Having looked at methods of mineral extraction we saw that one method involves electrolysis. To control the products of electrolysis we may need to control the speed of the reaction. A measure of this is the current of flow of electricity.
We conducted preliminary tests in order to become familiar to the method we were to use in the final experiment. The results we gathered gave us an idea on the results and their range to enable us to draw appropriate graphs with correct scales. Equipment was chosen and we were to use the same in our main tests. So the preliminary tests would give us time to figure how to work them. This is done so the main experiment could be set up and completed successfully.
From the preliminary tests and results we found a number of possible variables we could have used to investigate the factors affecting the current through an electrolysis cell. These are:
* The applied voltage
* Type of electrode
* Size of electrode
* Distance between electrodes
My chosen variable is the applied voltage. Working with voltage would not only help us with chemistry and electrolysis, but with physics and other subjects. Through other subject we have gained knowledge about voltage that would help us with the experiment also. We will set the voltage to certain, rounded numbers on the power pack, but using a volt meter will give us exact readings. These readings on the voltmeter will be used in the results instead of the rounded settings on the power pack. The range on the power pack is:
* 12 volts
* 10 volts
* 8 volts
* 6 volts
* 4 volts
* 2 volts
These are not exact, and the exact voltages (which to vary) are in my results table.
The preliminary results and basic knowledge have helped me to predict that when the voltage increases, so will the current. As George Ohm says: ‘The current flowing through a metal wire is proportional to the potential difference (voltage) across it. I predict that my graph will look like this:
If my line of best fit on my graph is flat, the resistance through the electrolysis cell is high, if the line is steep, the resistance is low.
The Voltage across an electrolysis cell is the amount of energy delivered to the cell by each coulomb of charge passing through it. Therefore, the higher the voltage, the higher amount of energy delivered to the cell, and thus, the current increases.
Fig.1 shows that there are a greater amount of electrons at the anode and cathode when the voltage is higher. The greater amount of electrons, the greater amount of current.
* Electrolysis cell
* Power pack (max: 12v)
* Clamp Stands
* Set up apparatus as above, making sure that the voltmeter is connected in parallel, and the ammeter in series
* Fill electrolysis cell with 100ml of potassium nitrate
* Set power pack to certain voltage
* Turn power on for short amount of time and note the real voltage and current
* For better results, replace potassium nitrate solution after every reading
* Do this for each voltage listed in the variables section
* Repeat three times and take averages for best results
Constants: 100% 100ml Potassium Nitrate
A graph will be made of the averages, which is the data in bold type.
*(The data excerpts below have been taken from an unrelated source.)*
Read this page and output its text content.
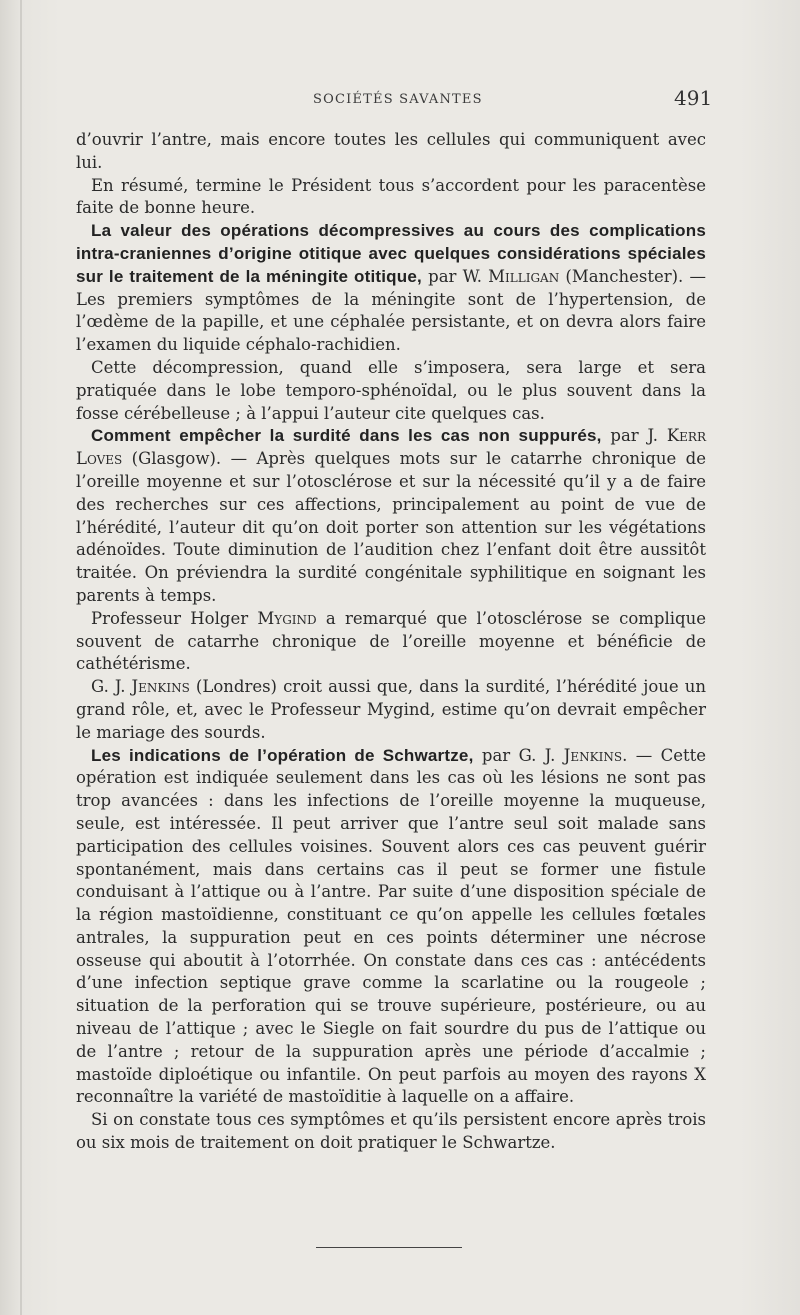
SOCIÉTÉS SAVANTES	491

d’ouvrir l’antre, mais encore toutes les cellules qui communiquent avec lui.

En résumé, termine le Président tous s’accordent pour les paracentèse faite de bonne heure.

La valeur des opérations décompressives au cours des complications intra-craniennes d’origine otitique avec quelques considérations spéciales sur le traitement de la méningite otitique, par W. Milligan (Manchester). — Les premiers symptômes de la méningite sont de l’hypertension, de l’œdème de la papille, et une céphalée persistante, et on devra alors faire l’examen du liquide céphalo-rachidien.

Cette décompression, quand elle s’imposera, sera large et sera pratiquée dans le lobe temporo-sphénoïdal, ou le plus souvent dans la fosse cérébelleuse ; à l’appui l’auteur cite quelques cas.

Comment empêcher la surdité dans les cas non suppurés, par J. Kerr Loves (Glasgow). — Après quelques mots sur le catarrhe chronique de l’oreille moyenne et sur l’otosclérose et sur la nécessité qu’il y a de faire des recherches sur ces affections, principalement au point de vue de l’hérédité, l’auteur dit qu’on doit porter son attention sur les végétations adénoïdes. Toute diminution de l’audition chez l’enfant doit être aussitôt traitée. On préviendra la surdité congénitale syphilitique en soignant les parents à temps.

Professeur Holger Mygind a remarqué que l’otosclérose se complique souvent de catarrhe chronique de l’oreille moyenne et bénéficie de cathétérisme.

G. J. Jenkins (Londres) croit aussi que, dans la surdité, l’hérédité joue un grand rôle, et, avec le Professeur Mygind, estime qu’on devrait empêcher le mariage des sourds.

Les indications de l’opération de Schwartze, par G. J. Jenkins. — Cette opération est indiquée seulement dans les cas où les lésions ne sont pas trop avancées : dans les infections de l’oreille moyenne la muqueuse, seule, est intéressée. Il peut arriver que l’antre seul soit malade sans participation des cellules voisines. Souvent alors ces cas peuvent guérir spontanément, mais dans certains cas il peut se former une fistule conduisant à l’attique ou à l’antre. Par suite d’une disposition spéciale de la région mastoïdienne, constituant ce qu’on appelle les cellules fœtales antrales, la suppuration peut en ces points déterminer une nécrose osseuse qui aboutit à l’otorrhée. On constate dans ces cas : antécédents d’une infection septique grave comme la scarlatine ou la rougeole ; situation de la perforation qui se trouve supérieure, postérieure, ou au niveau de l’attique ; avec le Siegle on fait sourdre du pus de l’attique ou de l’antre ; retour de la suppuration après une période d’accalmie ; mastoïde diploétique ou infantile. On peut parfois au moyen des rayons X reconnaître la variété de mastoïditie à laquelle on a affaire.

Si on constate tous ces symptômes et qu’ils persistent encore après trois ou six mois de traitement on doit pratiquer le Schwartze.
From the results I have found that when the voltage increases, so does the current. This is because voltage is proportional to current. So if the voltage doubled, so would the current. This is because the Voltage across an electrolysis cell is the amount of energy delivered to the cell by each coulomb of charge passing through it. This relationship between current and voltage shows why they are proportional to each other.
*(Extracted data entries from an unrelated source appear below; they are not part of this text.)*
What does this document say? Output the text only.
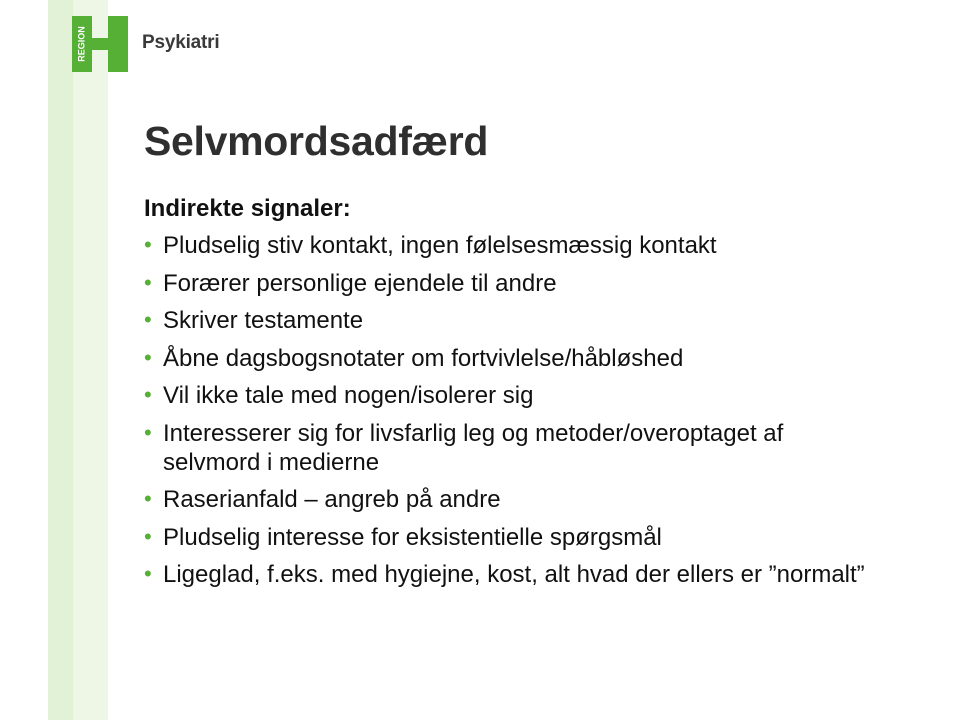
REGION	Psykiatri
Selvmordsadfærd
Indirekte signaler:
• Pludselig stiv kontakt, ingen følelsesmæssig kontakt
• Forærer personlige ejendele til andre
• Skriver testamente
• Åbne dagsbogsnotater om fortvivlelse/håbløshed
• Vil ikke tale med nogen/isolerer sig
• Interesserer sig for livsfarlig leg og metoder/overoptaget af selvmord i medierne
• Raserianfald – angreb på andre
• Pludselig interesse for eksistentielle spørgsmål
• Ligeglad, f.eks. med hygiejne, kost, alt hvad der ellers er ”normalt”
Also, from the results, we can work out the resistance through the electrolysis cell:
The resistance affects the current through the cell, as the more resistance, the less electrons that get through the cell, meaning less current. Without working out the resistance you can see if it is high or not by looking at my graph: if my line of best fit is flat, the resistance through the electrolysis cell is high, if the line is steep, the resistance is low.
The current varies in proportion to the voltage from 0.01A to 2.51, while the voltage goes from 2.40V to 9.37, showing that the resistance through the cell is high.
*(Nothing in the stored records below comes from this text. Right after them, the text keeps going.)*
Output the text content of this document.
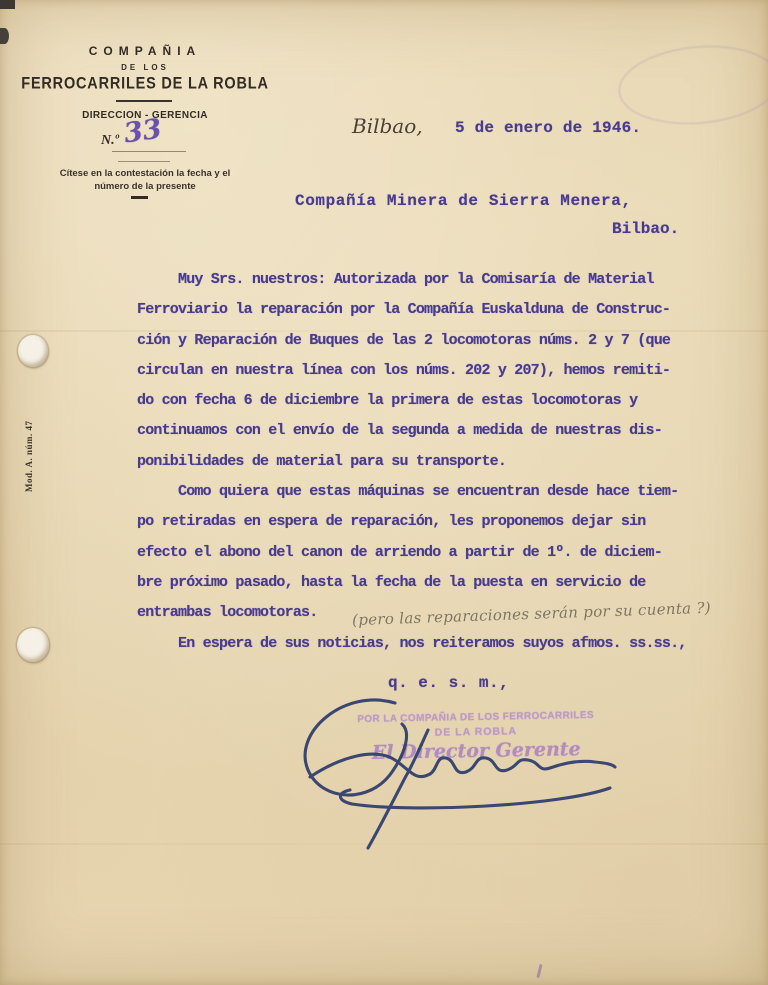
COMPAÑIA
DE LOS
FERROCARRILES DE LA ROBLA
DIRECCION - GERENCIA
N.º 33
Cítese en la contestación la fecha y el
número de la presente
Mod. A. núm. 47
Bilbao, 5 de enero de 1946.
Compañía Minera de Sierra Menera,
Bilbao.
Muy Srs. nuestros: Autorizada por la Comisaría de Material
Ferroviario la reparación por la Compañía Euskalduna de Construc-
ción y Reparación de Buques de las 2 locomotoras núms. 2 y 7 (que
circulan en nuestra línea con los núms. 202 y 207), hemos remiti-
do con fecha 6 de diciembre la primera de estas locomotoras y
continuamos con el envío de la segunda a medida de nuestras dis-
ponibilidades de material para su transporte.
Como quiera que estas máquinas se encuentran desde hace tiem-
po retiradas en espera de reparación, les proponemos dejar sin
efecto el abono del canon de arriendo a partir de 1º. de diciem-
bre próximo pasado, hasta la fecha de la puesta en servicio de
entrambas locomotoras.
En espera de sus noticias, nos reiteramos suyos afmos. ss.ss.,
(pero las reparaciones serán por su cuenta ?)
q. e. s. m.,
POR LA COMPAÑIA DE LOS FERROCARRILES
DE LA ROBLA
El Director Gerente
Fig.2 shows what I predicted in my prediction. When the voltage is low, the current is low, when the voltage is high; the current is proportionally high, taking into account the resistance.
The experiment was conducted well and fairly. All measurements were taken accurately using a syringe or measuring cylinder.
Although the results were reasonably accurate, and they supported what I said in my prediction, there was one slight anomaly. As you can see in my graph, the current apparently starts to rise at around 2.40/2.5V. This is not correct because voltage and current are proportional, and this means that they should both start at 0 in a graph. The most probable reason for this mishap is the accuracy of the ammeter, the readings were probably two small for it to read, or they were jumping around a lot, and this results in incorrect readings.
If I were to repeat this experiment, I would obtain a more accurate ammeter, and also use a rheostat, so I can achieve rounded voltages, that are the same for every repeat. This would make the experiment fairer, and the results more accurate.